Brown now is president of the Tunison Neighborhood Association, one of 30 that are recognized by the city of Corvallis. He also participated on the citywide Public Participation Task Force, which worked to better connect the neighborhoods with government.
And he’s going to get his bike path. In May 2016, the City Council approved the receipt of a grant of more than $700,000 from the Oregon Department of Transportation that will pay for 90 percent of the path project, which will link the multiuse path on the riverfront with Crystal Lake Park — and bypass the highway. City officials plan to complete the path project during the 2018-19 fiscal year.
“Ultimately we were successful,” Brown said. “We don’t have our bike path yet, but that’s OK. Because it’s a long process.”
Brown’s bike path tale was one of the success stories shared Tuesday at a Corvallis City Club meeting on neighborhoods. In addition to Brown, speakers included Tracy Oulman, housing and neighborhoods coordinator for the city, and Tracey Yee, chair of the Community Involvement and Diversity Advisory Board.
Oulman, who assumed her post in November, has been walking the streets with neighborhood leaders and code compliance supervisor Todd Easton, another new member of the city staff.
“I wanted to get to know the neighborhoods from the ground up,” Oulman. “You can get a better understanding by just walking around.”
Oulman discovered that of those 30 recognized neighborhood associations, only 11 of them met the city’s basic criteria of having bylaws and officers, allowing all residents inside the association’s boundaries to participate and providing the city with contacts who will disseminate information.
Yee’s board is trying to help.
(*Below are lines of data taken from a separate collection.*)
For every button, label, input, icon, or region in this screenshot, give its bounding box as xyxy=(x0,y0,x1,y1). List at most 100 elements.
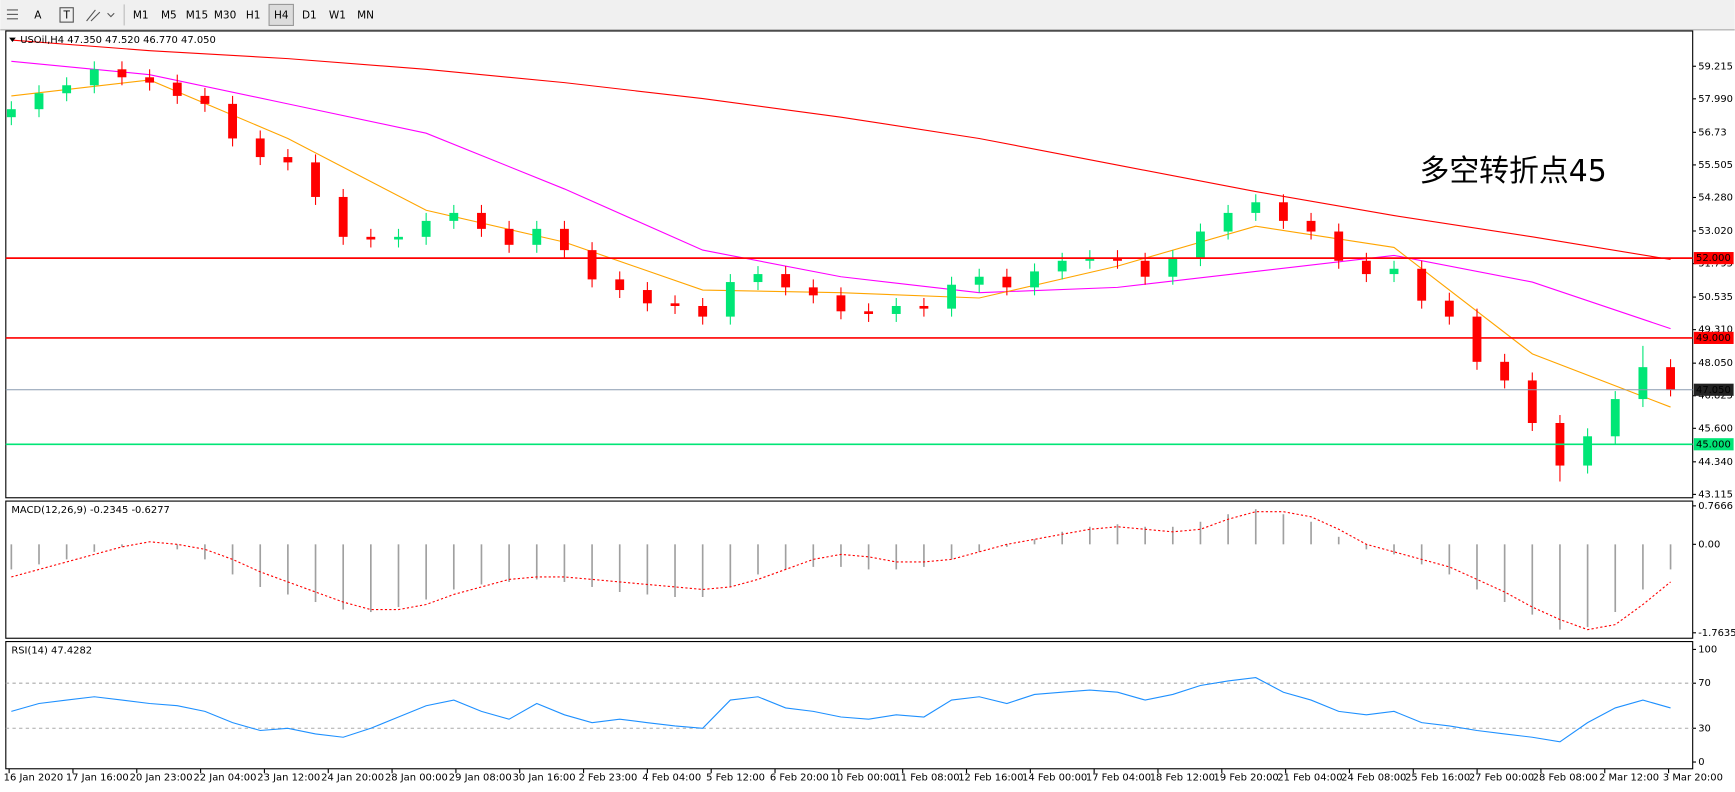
price-level-box xyxy=(1693,331,1734,344)
x-tick-label: 2 Feb 23:00 xyxy=(578,773,637,784)
x-tick-label: 24 Jan 20:00 xyxy=(321,773,384,784)
x-tick-label: 18 Feb 12:00 xyxy=(1150,773,1215,784)
candle-body xyxy=(1583,436,1593,466)
y-tick-label: 56.73 xyxy=(1698,127,1726,138)
candle-body xyxy=(1666,367,1675,390)
y-tick-label: 46.825 xyxy=(1698,391,1733,402)
timeframe-button[interactable]: H1 xyxy=(246,9,261,21)
timeframe-button[interactable]: M5 xyxy=(161,9,177,21)
x-tick-label: 25 Feb 16:00 xyxy=(1405,773,1470,784)
candle-body xyxy=(1196,231,1205,259)
candle-body xyxy=(1527,380,1537,423)
timeframe-button[interactable]: M30 xyxy=(214,9,236,21)
moving-average xyxy=(11,39,1671,261)
x-tick-label: 6 Feb 20:00 xyxy=(770,773,829,784)
timeframe-button[interactable]: W1 xyxy=(329,9,346,21)
price-level-label: 45.000 xyxy=(1696,439,1731,450)
y-tick-label: 0.00 xyxy=(1698,539,1720,550)
candle-body xyxy=(1334,231,1344,261)
candle-body xyxy=(1389,268,1399,275)
icon-draw[interactable] xyxy=(86,9,101,22)
candle-body xyxy=(34,93,44,110)
candle-body xyxy=(1500,361,1510,381)
candle-body xyxy=(615,279,625,291)
x-tick-label: 4 Feb 04:00 xyxy=(642,773,701,784)
x-tick-label: 14 Feb 00:00 xyxy=(1022,773,1087,784)
x-tick-label: 24 Feb 08:00 xyxy=(1341,773,1406,784)
candle-body xyxy=(919,305,929,309)
timeframe-bar: A T M1 M5 M15 M30 H1 H4 D1 W1 MN xyxy=(34,3,374,26)
candle-body xyxy=(781,274,791,288)
x-tick-label: 12 Feb 16:00 xyxy=(958,773,1023,784)
candle-body xyxy=(145,77,155,83)
candle-body xyxy=(172,82,182,96)
candle-body xyxy=(587,250,597,280)
candle-body xyxy=(117,69,127,78)
candle-body xyxy=(1306,220,1316,232)
candle-body xyxy=(6,109,16,118)
candle-body xyxy=(1251,202,1261,213)
x-tick-label: 11 Feb 08:00 xyxy=(894,773,959,784)
timeframe-button[interactable]: MN xyxy=(357,9,374,21)
y-tick-label: 55.505 xyxy=(1698,160,1733,171)
candle-body xyxy=(808,287,818,296)
panel xyxy=(5,30,1694,499)
y-tick-label: 54.280 xyxy=(1698,192,1733,203)
icon-dropdown[interactable] xyxy=(107,12,115,18)
timeframe-button[interactable]: D1 xyxy=(302,9,317,21)
x-tick-label: 2 Mar 12:00 xyxy=(1599,773,1659,784)
y-tick-label: 0.7666 xyxy=(1698,501,1733,512)
candle-body xyxy=(366,236,376,240)
y-tick-label: 100 xyxy=(1698,644,1717,655)
price-level-label: 47.050 xyxy=(1696,385,1731,396)
price-level-label: 52.000 xyxy=(1696,253,1731,264)
y-tick-label: 49.310 xyxy=(1698,325,1733,336)
x-tick-label: 29 Jan 08:00 xyxy=(449,773,512,784)
candle-body xyxy=(311,162,320,197)
candle-body xyxy=(62,85,72,94)
price-level-box xyxy=(1693,383,1734,396)
x-tick-label: 17 Feb 04:00 xyxy=(1086,773,1151,784)
panel xyxy=(5,500,1694,639)
y-tick-label: 48.050 xyxy=(1698,358,1733,369)
candle-body xyxy=(1610,399,1620,437)
candle-body xyxy=(836,295,846,312)
y-tick-label: 0 xyxy=(1698,757,1704,768)
timeframe-button[interactable]: M1 xyxy=(133,9,149,21)
candle-body xyxy=(698,305,708,317)
y-tick-label: 70 xyxy=(1698,678,1711,689)
candle-body xyxy=(449,212,459,221)
candle-body xyxy=(1223,212,1233,232)
candle-body xyxy=(338,196,348,237)
candle-body xyxy=(532,228,542,245)
candle-body xyxy=(1085,258,1095,261)
charts: 59.21557.99056.7355.50554.28053.02051.79… xyxy=(4,30,1735,784)
tool-label[interactable]: A xyxy=(34,9,42,21)
x-tick-label: 30 Jan 16:00 xyxy=(513,773,576,784)
price-level-box xyxy=(1693,252,1734,265)
candle-body xyxy=(1638,367,1648,400)
x-tick-label: 27 Feb 00:00 xyxy=(1469,773,1534,784)
panel xyxy=(5,641,1694,770)
candle-body xyxy=(504,228,514,245)
candle-body xyxy=(559,228,569,251)
candle-body xyxy=(1030,271,1039,288)
candle-body xyxy=(228,103,237,139)
x-tick-label: 3 Mar 20:00 xyxy=(1663,773,1723,784)
candle-body xyxy=(642,290,652,304)
candle-body xyxy=(1417,268,1427,301)
indicator-title: MACD(12,26,9) -0.2345 -0.6277 xyxy=(11,505,170,516)
candle-body xyxy=(670,303,680,306)
x-tick-label: 16 Jan 2020 xyxy=(4,773,64,784)
macd-signal xyxy=(11,511,1671,631)
chart-title: USOil,H4 47.350 47.520 46.770 47.050 xyxy=(20,35,216,46)
candle-body xyxy=(200,95,210,104)
candle-body xyxy=(947,284,956,309)
candle-body xyxy=(1168,258,1178,277)
tool-label[interactable]: T xyxy=(62,9,70,21)
timeframe-button[interactable]: M15 xyxy=(186,9,208,21)
timeframe-button[interactable]: H4 xyxy=(274,9,289,21)
y-tick-label: -1.7635 xyxy=(1698,628,1735,639)
icon-box[interactable] xyxy=(59,7,74,23)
The group pored through 17 requests from neighborhood and community groups for the $5,000 in neighborhood empowerment grants that the City Council put in the budget. Brown’s Tunison group received $876 to put on social and cultural celebrations, and the Job’s Addition Neighborhood Association used its $1,000 to paint the intersection at Northwest 11th and Buchanan as part of the city’s eclipse celebration.
A common thread at Tuesday’s discussion was the challenge of finding meeting space. Brown’s group used the community room at the Tunison fire station with the help of grant money, but when the grants expired the association could not afford the $45 per hour fee.
Schools also charge for meeting space, and Tuesday’s meeting participants noted that outdoor meeting spaces and churches might be options for those who are cash-strapped.